After it became apparent the bus-barn development would not happen, the city needed to alter the contract terms to allow the rest of the project to go forward, Irwin said.
But the city didn’t take that step, so construction of the new health department building could not begin in time, Irwin said.
“It didn’t start because we didn’t know how the city would pay for the project,” Irwin said. “An integral part of paying for it was giving us that land under the existing bus barn. But they couldn’t give us the land because they didn’t know if the bus barn was moving forward.

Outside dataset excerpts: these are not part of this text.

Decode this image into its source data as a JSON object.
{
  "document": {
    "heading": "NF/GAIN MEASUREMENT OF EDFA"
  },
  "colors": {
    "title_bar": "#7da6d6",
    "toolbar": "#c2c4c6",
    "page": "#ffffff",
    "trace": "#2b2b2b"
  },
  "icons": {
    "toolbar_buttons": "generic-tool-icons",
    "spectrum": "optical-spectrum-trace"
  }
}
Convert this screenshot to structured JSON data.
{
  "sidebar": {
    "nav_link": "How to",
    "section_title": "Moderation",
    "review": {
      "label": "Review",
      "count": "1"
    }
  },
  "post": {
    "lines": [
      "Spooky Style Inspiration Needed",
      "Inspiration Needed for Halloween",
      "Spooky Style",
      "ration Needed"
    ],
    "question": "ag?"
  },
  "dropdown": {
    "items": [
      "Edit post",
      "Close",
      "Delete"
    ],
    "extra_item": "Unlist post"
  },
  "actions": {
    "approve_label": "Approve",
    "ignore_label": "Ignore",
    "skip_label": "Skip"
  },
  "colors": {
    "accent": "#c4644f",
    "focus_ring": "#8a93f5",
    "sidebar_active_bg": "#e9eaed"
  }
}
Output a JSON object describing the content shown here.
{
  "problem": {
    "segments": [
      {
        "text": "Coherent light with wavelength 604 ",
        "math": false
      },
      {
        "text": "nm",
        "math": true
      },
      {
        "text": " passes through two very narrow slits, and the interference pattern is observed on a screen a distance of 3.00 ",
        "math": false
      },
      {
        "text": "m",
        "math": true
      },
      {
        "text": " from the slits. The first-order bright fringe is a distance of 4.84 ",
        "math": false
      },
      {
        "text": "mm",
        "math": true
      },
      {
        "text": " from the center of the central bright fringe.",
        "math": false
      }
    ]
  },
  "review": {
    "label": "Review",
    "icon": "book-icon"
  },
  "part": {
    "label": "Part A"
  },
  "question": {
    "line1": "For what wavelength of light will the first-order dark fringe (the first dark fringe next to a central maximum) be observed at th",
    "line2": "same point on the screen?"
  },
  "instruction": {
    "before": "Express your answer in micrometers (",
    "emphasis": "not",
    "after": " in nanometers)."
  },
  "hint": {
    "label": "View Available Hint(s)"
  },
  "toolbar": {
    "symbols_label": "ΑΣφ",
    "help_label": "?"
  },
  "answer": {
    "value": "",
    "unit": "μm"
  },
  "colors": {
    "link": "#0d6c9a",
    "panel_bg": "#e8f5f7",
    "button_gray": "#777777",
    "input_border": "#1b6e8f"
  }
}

So I’m like, city, how can we start construction on (the health building) when you don’t know how you’ll pay for it?”
Irwin said he sought ways to resolve the differences. He said he suggested an extension -- the project was already extended once in 2019 -- to buy time to find solutions.
But the city wasn’t willing, he said.
Developer and Midtown Assembly members disappointed.
A mediation process in December led to the settlement.
“They just flat out canceled the deal, that’s what got under my skin,” Irwin said. “We worked together for 3½ years and now you want to cancel the deal? No phone call or nothing.”
Schutte said in an email that the settlement agreement represents the views of both sides.
“We believe the settlement agreement speaks for itself,” he said.
Felix Rivera, an Assembly member for Midtown, said his biggest disappointment with the deal’s termination is that a grocery store won’t be built, at least for now. Residents in the area have long wanted a grocery in the area, he said.
Rivera hopes a new developer can be found, preferably one in Alaska, he said.
Meg Zaletel, also a Midtown Assembly member, said residents in the area generally want to see the project happen. Some people, complaining about fumes from the bus barn, want that facility relocated, she said.
“They weren’t really thrilled that the project stopped and that it stopped after significant funds were spent,” she said.
She said residents want to ensure that traffic improvements to increase safety are part of the plan, she said.
The city project is the second that has fallen through for Irwin, amid disagreements between the two sides.
Irwin was the original developer for a 12-floor boutique hotel at Sixth Avenue between G and H streets, on land owned by the Anchorage Community Development Authority, a city agency.
The project struggled to advance, with Irwin citing the poor economy during the COVID-19 pandemic as a complicating factor.
Both sides walked away from that effort without the need for mediation or a settlement, Irwin said.
Larry Cash, founder of RIM Architects, is part of a new investment group trying to move that project forward.